Die Sache war eskaliert, weil es offenbar zu einem Kompetenzgerangel zwischen Bannenberg und dem Aufsichtsrats-Vorsitzenden des Tüv Saarland gekommen war. Das Kontrollgremium leitet der frühere Chef des Saarlouiser Ford-Werks, Hans Schardt. Dieser teilte gestern mit, dass die Arbeit Bannenbergs von zwei ehrenamtlichen Tüv-Vorständen weitergeführt werden soll. Das sind der bisherige Geschäftsführer des St. Ingberter Automobilzulieferers Voit, Carsten Schubert, und Thomas Klein.

Klein, der ebenfalls schon Chef des Saarlouiser Ford-Werks war, ist heute Gesellschafter des Saarbrücker Instituts für Produktions- und Logistiksysteme (IPL), das sich auf die Analyse und Beratung von Logistik-Prozessen in der Automobil-Industrie spezialisiert hat.

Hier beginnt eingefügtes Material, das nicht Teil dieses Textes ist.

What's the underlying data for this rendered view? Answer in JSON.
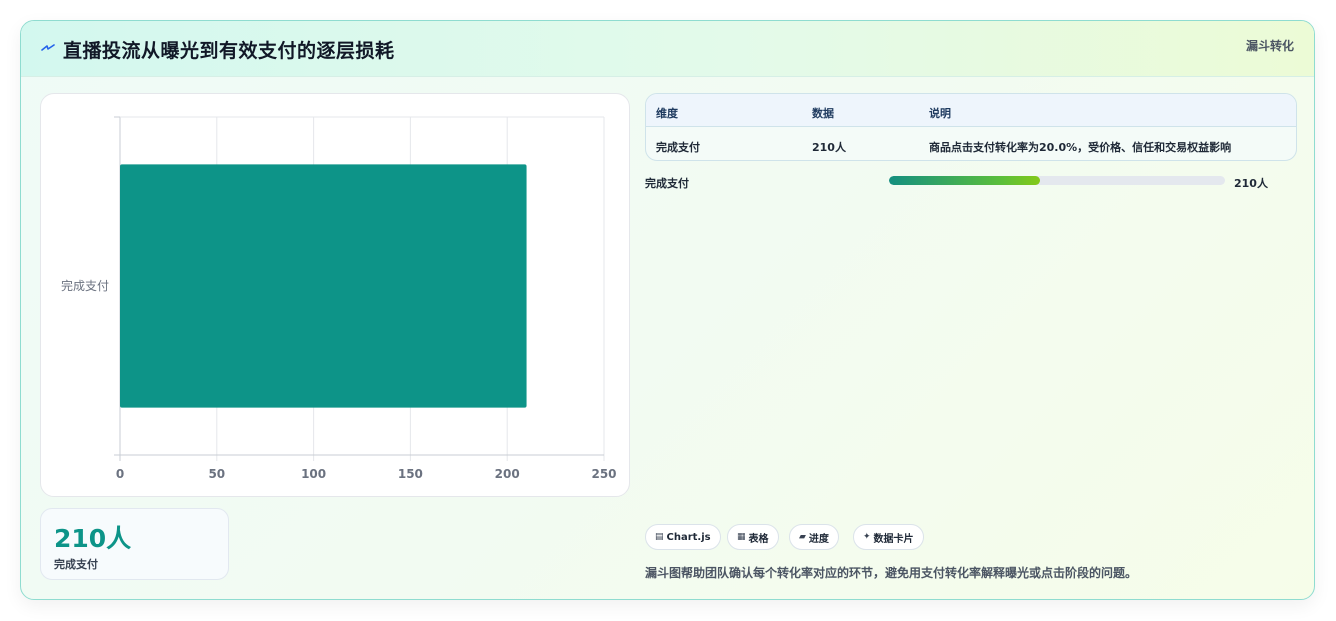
{
  "header": {
    "title": "直播投流从曝光到有效支付的逐层损耗",
    "tag": "漏斗转化"
  },
  "table": {
    "columns": [
      "维度",
      "数据",
      "说明"
    ],
    "rows": [
      {
        "dimension": "完成支付",
        "data": "210人",
        "note": "商品点击支付转化率为20.0%，受价格、信任和交易权益影响"
      }
    ]
  },
  "progress": {
    "label": "完成支付",
    "value_text": "210人",
    "fraction": 0.45
  },
  "kpi": {
    "value": "210人",
    "label": "完成支付"
  },
  "chips": [
    {
      "icon": "chart-icon",
      "glyph": "▤",
      "label": "Chart.js"
    },
    {
      "icon": "table-icon",
      "glyph": "▦",
      "label": "表格"
    },
    {
      "icon": "progress-icon",
      "glyph": "▰",
      "label": "进度"
    },
    {
      "icon": "sparkle-icon",
      "glyph": "✦",
      "label": "数据卡片"
    }
  ],
  "footnote": "漏斗图帮助团队确认每个转化率对应的环节，避免用支付转化率解释曝光或点击阶段的问题。",
  "colors": {
    "bar": "#0d9488",
    "accent": "#0d9488",
    "border": "#8fdcd0"
  },
  "chart_data": {
    "type": "bar",
    "orientation": "horizontal",
    "categories": [
      "完成支付"
    ],
    "values": [
      210
    ],
    "xlim": [
      0,
      250
    ],
    "xticks": [
      0,
      50,
      100,
      150,
      200,
      250
    ],
    "grid": true,
    "legend": "none"
  }
}
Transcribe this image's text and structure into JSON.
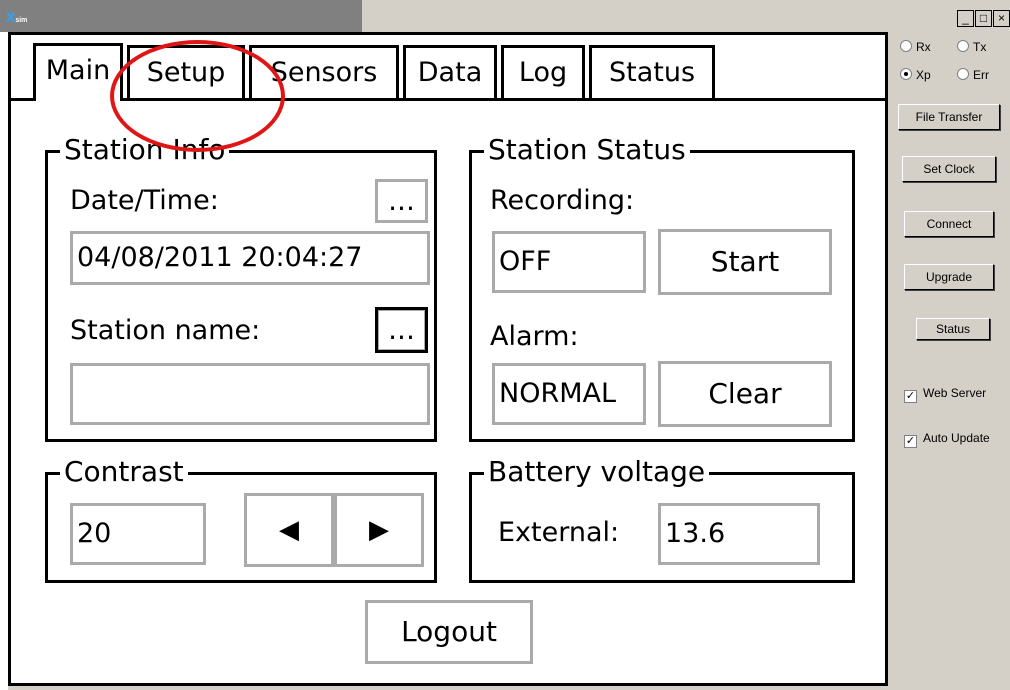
{
  "window": {
    "logo": "X",
    "logo_small": "sim",
    "minimize": "_",
    "maximize": "□",
    "close": "×"
  },
  "tabs": [
    "Main",
    "Setup",
    "Sensors",
    "Data",
    "Log",
    "Status"
  ],
  "station_info": {
    "title": "Station Info",
    "datetime_label": "Date/Time:",
    "datetime_value": "04/08/2011 20:04:27",
    "name_label": "Station name:",
    "name_value": "",
    "ellipsis": "..."
  },
  "station_status": {
    "title": "Station Status",
    "recording_label": "Recording:",
    "recording_value": "OFF",
    "start_label": "Start",
    "alarm_label": "Alarm:",
    "alarm_value": "NORMAL",
    "clear_label": "Clear"
  },
  "contrast": {
    "title": "Contrast",
    "value": "20"
  },
  "battery": {
    "title": "Battery voltage",
    "external_label": "External:",
    "external_value": "13.6"
  },
  "logout_label": "Logout",
  "side": {
    "radios": [
      {
        "label": "Rx",
        "checked": false
      },
      {
        "label": "Tx",
        "checked": false
      },
      {
        "label": "Xp",
        "checked": true
      },
      {
        "label": "Err",
        "checked": false
      }
    ],
    "buttons": [
      "File Transfer",
      "Set Clock",
      "Connect",
      "Upgrade",
      "Status"
    ],
    "checks": [
      {
        "label": "Web Server",
        "checked": true
      },
      {
        "label": "Auto Update",
        "checked": true
      }
    ]
  },
  "colors": {
    "highlight_circle": "#e01515",
    "window_bg": "#d4d0c8"
  }
}
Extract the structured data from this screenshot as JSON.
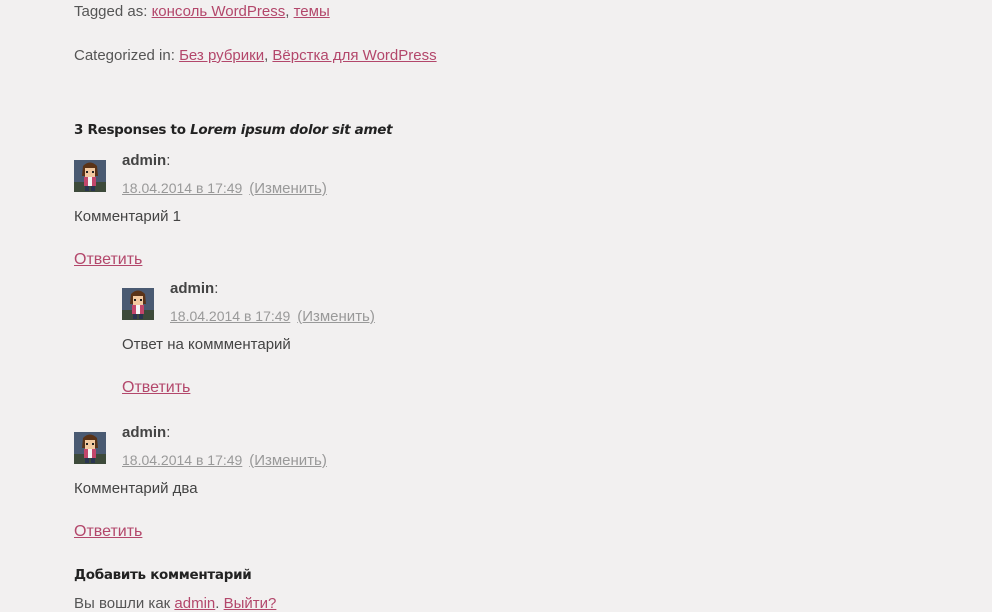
{
  "tags": {
    "label": "Tagged as:",
    "items": [
      "консоль WordPress",
      "темы"
    ],
    "separator": ","
  },
  "categories": {
    "label": "Categorized in:",
    "items": [
      "Без рубрики",
      "Вёрстка для WordPress"
    ],
    "separator": ","
  },
  "responses": {
    "prefix": "3 Responses to",
    "post_title": "Lorem ipsum dolor sit amet"
  },
  "comments": [
    {
      "author": "admin",
      "colon": ":",
      "date": "18.04.2014 в 17:49",
      "edit": "(Изменить)",
      "text": "Комментарий 1",
      "reply": "Ответить"
    },
    {
      "author": "admin",
      "colon": ":",
      "date": "18.04.2014 в 17:49",
      "edit": "(Изменить)",
      "text": "Ответ на коммментарий",
      "reply": "Ответить"
    },
    {
      "author": "admin",
      "colon": ":",
      "date": "18.04.2014 в 17:49",
      "edit": "(Изменить)",
      "text": "Комментарий два",
      "reply": "Ответить"
    }
  ],
  "add_comment": {
    "title": "Добавить комментарий",
    "logged_in_prefix": "Вы вошли как",
    "user": "admin",
    "separator": ".",
    "logout": "Выйти?"
  },
  "colors": {
    "background": "#f2f0f0",
    "link": "#b3476b",
    "muted_link": "#999999",
    "text": "#555555",
    "heading": "#222222"
  },
  "icons": {
    "avatar": "avatar-icon"
  }
}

Geschäftsführer der Tüv Saarland Holding bleibt Thorsten Greiner. Die Holding ist eine 100-prozentige Tochter des Vereins. Sie leitet eine Firmengruppe, die 80 Millionen Euro Jahresumsatz erwirtschaftet und rund 800 Mitarbeiter beschäftigt. Bannenbergs Vorstandsvertrag hätte erst Mitte 2019 geendet. Der Job war mit 120 000 Euro Jahressalär dotiert. Der 65-jährige Bannenberg war zuvor Technik-Vorstand der Dillinger Hütte.